Thank you! Got another question relating to it.

The method that we are using will be the repeated (backward) substitution method by actually expanding the recurrence by substitution and then notice a pattern in it.

How do we use the result found which is a time complexity of [ 4^(n-1)]/ 3 to compute it to in big O notation?

Mattox 0 Junior Poster in Training · Answer 3 · 2011-04-29T23:37:47+00:00

I'm still a student myself, normally what we do in my classes is put it into an efficiency class, i.e. O(n^2) or O(n!). As the n value gets larger, the other stuff doesn't make much difference. Kind of like taking the limit as n goes to infinity. For this one algorithm, the main thing is 4^n, as n gets larger the -1 doesn't matter, and the /3 doesn't matter. So I would put this in the class of O(4^n). This is all I've done in my classes thus far. Maybe some others will be able to get you the rest of the way.

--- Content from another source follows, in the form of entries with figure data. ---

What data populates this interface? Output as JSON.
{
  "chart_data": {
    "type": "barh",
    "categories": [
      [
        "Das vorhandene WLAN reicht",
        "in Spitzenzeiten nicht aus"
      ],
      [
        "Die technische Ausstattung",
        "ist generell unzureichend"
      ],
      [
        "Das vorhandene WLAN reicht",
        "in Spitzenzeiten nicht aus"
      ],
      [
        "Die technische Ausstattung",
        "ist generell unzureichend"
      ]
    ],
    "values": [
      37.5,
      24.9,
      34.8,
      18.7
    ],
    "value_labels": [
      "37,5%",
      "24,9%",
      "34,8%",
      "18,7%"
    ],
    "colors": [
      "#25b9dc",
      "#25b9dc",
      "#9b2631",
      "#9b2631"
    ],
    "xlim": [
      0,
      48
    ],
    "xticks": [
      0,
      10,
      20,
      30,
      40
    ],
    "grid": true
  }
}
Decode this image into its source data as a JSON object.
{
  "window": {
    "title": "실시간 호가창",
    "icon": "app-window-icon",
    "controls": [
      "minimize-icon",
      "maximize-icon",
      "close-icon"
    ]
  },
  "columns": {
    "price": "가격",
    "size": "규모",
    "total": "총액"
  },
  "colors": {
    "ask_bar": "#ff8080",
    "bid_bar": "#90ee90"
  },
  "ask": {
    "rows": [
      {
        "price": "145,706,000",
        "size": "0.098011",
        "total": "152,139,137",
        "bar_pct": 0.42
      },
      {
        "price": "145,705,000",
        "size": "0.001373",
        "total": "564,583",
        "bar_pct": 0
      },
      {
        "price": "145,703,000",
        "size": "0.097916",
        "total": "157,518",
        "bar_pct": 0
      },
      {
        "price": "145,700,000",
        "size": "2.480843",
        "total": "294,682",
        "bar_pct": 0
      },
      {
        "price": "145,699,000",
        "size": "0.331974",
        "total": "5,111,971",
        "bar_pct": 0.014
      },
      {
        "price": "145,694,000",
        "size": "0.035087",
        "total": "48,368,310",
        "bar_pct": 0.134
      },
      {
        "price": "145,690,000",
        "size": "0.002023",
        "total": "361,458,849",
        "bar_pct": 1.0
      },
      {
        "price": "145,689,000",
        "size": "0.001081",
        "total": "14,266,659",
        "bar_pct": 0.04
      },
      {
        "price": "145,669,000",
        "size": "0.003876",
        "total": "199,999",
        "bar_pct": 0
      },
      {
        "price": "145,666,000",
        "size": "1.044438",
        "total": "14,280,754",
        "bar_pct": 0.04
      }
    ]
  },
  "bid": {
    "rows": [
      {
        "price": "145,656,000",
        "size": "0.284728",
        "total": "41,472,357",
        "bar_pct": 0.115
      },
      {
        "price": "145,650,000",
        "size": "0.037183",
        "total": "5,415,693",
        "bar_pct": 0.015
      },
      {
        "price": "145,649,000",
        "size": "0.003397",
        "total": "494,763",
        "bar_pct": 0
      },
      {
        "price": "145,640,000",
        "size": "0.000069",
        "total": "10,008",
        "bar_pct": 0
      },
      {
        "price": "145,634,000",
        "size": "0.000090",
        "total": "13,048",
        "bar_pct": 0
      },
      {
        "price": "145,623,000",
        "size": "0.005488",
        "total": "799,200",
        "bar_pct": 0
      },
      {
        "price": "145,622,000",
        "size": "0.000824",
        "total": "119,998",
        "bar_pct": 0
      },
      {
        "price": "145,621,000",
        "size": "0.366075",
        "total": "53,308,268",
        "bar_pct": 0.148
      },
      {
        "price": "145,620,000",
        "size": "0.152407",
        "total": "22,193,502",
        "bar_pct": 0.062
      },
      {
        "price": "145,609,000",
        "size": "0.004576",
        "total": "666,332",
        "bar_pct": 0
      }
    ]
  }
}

geojia 0 Junior Poster in Training · Answer 4 · 2011-05-03T02:21:01+00:00

This forum provide a very comprehensive intro to big-O notation:
http://www.daniweb.com/software-development/computer-science/threads/324685

and when you analyze programs in T(n) = 4^(n-1)]/ 3 + O(n) it's called Taylor notation. Here are a list of lectures that will help you: http://ocw.mit.edu/courses/electrical-engineering-and-computer-science/6-046j-introduction-to-algorithms-sma-5503-fall-2005/video-lectures/

Rashakil Fol 978 Super Senior Demiposter Team Colleague · Answer 5 · 2011-05-05T17:41:05+00:00

Rashakil Fol 978 Super Senior Demiposter

13 Years Ago

Taylor notation? Do you have a reference for that?